Selepas melakukan ritual keseharian, aku bergegas keluar rumah dan mengunci pintu rumah, lalu melompat ke gang depan rumah. Jam tangan menunjukkan pukul enam lebih tujuh menit. Dari sini, aku harus menuju ke jalan raya. Untung saja kendaraan umum di daerahku terbilang banyak, jadi tidak perlu takut angkot yang jarang lewat atau kepenuhan.

“Mau berangkat ke sekolah, Nak Sena?” tanya seorang wanita tua yang tengah menyirami bunga depan rumahnya. Ia adalah tetanggaku yang hobi berkebun, biasanya kupanggil Nenek Atun.

“Ngga, Nek! Mau sabung ayam,” jawabku dengan bergurau. Padahal sudah jelas aku tengah mengenakan seragam lengkap dengan tas sekolah. Bisa-bisanya ia masih menanyakan hal itu!

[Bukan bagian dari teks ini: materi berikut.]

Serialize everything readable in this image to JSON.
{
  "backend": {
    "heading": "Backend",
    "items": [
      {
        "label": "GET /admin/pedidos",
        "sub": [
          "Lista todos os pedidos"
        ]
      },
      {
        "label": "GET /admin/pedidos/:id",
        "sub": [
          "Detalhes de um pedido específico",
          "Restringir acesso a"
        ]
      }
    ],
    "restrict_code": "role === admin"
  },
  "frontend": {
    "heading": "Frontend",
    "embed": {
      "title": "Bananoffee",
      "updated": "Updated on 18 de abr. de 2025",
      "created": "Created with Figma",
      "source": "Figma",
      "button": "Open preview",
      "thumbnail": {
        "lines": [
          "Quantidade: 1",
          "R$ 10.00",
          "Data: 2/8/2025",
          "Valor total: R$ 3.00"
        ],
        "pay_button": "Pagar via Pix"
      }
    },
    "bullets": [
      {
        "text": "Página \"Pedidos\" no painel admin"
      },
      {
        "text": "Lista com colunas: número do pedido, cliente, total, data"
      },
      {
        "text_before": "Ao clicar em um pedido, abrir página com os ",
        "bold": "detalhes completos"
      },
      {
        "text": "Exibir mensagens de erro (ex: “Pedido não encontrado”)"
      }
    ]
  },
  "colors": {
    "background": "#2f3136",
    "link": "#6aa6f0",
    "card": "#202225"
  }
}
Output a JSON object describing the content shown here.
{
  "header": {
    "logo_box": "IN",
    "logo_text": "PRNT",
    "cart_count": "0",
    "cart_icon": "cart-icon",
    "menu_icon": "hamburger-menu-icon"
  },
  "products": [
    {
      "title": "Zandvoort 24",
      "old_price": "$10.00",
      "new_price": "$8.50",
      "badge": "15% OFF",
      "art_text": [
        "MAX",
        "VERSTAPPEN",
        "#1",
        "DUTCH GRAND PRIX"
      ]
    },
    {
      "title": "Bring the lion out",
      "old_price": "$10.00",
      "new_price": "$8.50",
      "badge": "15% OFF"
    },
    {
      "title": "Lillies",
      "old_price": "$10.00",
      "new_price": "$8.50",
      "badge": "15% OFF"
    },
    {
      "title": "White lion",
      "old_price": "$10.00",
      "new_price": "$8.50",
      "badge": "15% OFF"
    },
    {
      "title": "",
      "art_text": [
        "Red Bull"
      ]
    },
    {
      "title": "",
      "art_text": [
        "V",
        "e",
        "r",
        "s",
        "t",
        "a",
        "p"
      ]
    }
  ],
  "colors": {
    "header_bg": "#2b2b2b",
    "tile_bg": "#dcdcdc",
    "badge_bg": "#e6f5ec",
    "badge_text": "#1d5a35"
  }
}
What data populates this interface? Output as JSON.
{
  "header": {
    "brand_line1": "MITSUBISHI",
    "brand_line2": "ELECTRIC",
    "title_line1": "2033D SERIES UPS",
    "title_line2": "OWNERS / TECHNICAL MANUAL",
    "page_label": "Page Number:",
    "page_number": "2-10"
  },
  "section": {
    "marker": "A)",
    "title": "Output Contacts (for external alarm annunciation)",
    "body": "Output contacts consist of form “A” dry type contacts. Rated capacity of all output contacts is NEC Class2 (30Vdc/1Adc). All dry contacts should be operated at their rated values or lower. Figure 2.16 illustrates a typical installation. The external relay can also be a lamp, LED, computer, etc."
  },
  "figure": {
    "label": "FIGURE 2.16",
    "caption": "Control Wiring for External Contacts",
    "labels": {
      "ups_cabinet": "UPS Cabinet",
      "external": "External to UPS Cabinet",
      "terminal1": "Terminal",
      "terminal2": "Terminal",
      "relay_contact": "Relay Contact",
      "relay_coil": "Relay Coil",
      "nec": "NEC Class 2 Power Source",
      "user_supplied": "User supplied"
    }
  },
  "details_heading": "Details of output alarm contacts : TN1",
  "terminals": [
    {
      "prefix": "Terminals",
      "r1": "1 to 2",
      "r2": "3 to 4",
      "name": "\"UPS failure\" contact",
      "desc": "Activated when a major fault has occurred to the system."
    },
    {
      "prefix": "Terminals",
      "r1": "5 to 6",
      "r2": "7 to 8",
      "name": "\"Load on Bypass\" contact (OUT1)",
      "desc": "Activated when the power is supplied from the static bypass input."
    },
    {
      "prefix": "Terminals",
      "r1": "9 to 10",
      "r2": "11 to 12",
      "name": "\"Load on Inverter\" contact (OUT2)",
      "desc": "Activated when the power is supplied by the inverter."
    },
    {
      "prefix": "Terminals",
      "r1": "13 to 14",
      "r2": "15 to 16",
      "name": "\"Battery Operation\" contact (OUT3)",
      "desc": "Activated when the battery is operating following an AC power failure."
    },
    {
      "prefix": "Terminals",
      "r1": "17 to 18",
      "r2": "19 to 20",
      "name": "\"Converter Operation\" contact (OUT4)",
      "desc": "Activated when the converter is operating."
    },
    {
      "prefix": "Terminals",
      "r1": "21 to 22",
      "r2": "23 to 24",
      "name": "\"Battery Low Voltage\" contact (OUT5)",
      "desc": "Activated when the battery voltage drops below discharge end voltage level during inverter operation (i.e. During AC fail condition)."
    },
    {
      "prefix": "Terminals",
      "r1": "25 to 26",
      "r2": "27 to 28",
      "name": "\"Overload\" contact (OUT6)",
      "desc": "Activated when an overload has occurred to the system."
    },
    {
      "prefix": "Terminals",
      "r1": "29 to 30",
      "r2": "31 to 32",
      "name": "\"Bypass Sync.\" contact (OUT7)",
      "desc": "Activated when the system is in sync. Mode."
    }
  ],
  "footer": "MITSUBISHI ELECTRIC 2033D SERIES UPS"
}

“Oh … mau sabung ayam, ya? Nenek do’ain semoga menang, ya!”

“Aamiin. Nanti kalo menang hadiahnya aku bagi dua sama Nenek.”

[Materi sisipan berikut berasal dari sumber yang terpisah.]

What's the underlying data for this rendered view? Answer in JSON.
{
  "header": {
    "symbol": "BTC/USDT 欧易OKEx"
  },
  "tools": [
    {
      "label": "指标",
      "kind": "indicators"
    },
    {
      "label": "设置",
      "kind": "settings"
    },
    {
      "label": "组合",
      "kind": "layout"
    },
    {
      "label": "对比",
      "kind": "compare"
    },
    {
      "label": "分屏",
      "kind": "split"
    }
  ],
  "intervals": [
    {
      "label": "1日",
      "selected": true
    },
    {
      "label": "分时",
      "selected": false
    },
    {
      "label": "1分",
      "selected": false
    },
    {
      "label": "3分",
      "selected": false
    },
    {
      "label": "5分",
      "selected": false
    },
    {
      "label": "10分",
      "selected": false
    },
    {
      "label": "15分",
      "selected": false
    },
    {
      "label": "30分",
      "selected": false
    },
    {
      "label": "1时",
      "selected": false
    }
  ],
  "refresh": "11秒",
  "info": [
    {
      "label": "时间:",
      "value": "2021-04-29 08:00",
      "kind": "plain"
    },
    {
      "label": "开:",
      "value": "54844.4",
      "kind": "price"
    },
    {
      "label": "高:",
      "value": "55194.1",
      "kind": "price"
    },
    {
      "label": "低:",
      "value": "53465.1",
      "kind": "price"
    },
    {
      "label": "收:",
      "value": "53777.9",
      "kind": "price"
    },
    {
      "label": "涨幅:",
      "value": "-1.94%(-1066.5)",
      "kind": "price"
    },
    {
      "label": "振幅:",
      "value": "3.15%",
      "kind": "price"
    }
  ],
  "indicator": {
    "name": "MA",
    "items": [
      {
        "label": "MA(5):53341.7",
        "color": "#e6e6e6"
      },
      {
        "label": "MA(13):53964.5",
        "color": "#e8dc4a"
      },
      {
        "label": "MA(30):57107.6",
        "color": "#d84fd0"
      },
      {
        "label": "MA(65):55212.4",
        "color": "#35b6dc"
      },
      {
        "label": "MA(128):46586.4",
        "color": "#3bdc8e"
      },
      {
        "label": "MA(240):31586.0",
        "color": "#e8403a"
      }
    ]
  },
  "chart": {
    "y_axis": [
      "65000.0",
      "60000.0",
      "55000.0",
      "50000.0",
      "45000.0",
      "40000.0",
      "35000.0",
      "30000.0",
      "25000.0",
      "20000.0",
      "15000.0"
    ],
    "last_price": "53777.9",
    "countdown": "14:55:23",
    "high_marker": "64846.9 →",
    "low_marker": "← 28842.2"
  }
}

“Alhamdulillah. Nak Sena emang baik.”

Nenek Atun terbiasa menanggapi gurauanku, makanya wanita tua itu inisiatif mengikuti alur candaan yang kubuat. Tentu saja kami berdua tidak serius. Lagian mana ada siswa sekolah pagi-pagi berangkat sabung ayam, lalu dido’akan menang oleh tetangganya? Kalau betul ada mereka positif sakit, dan harus pergi ke bengkel  untuk mereparasi isi kepalanya.

Meninggalkan Nenek Atun dengan lambaian, kulanjutkan langkah kaki di jalan komplek yang becek. Lubang-lubang di jalanan membuat genangan air seperti kolam kecil, beberapa kali aku harus mengitari untuk melewatinya. Butiran embun menempel pada dedaunan dan semak-semak. Entah mengapa melihat itu membuat mata menjadi begitu segar. Setelah tiba di jalan raya, aku segera menyetop sebuah kendaraan umum yang lewat. Untung saja hari ini kondisi jalan tidak padat, jadi jarak ke sekolah bisa kutempuh dalam waktu lima belas menit saja.

Tidak beberapa lama kemudian, aku tiba di depan sebuah gerbang besi berkarat yang besar. Temboknya sudah retak di beberapa bagian, rumput liar dan lumut tumbuh subur di bawah dinding. Siapa pun yang melihat ini pasti akan berpendapat bila ini adalah bangunan yang tak terurus. Tapi percaya atau tidak, ini adalah SMA Batara Dewangga, sekolah tempatku belajar setiap harinya.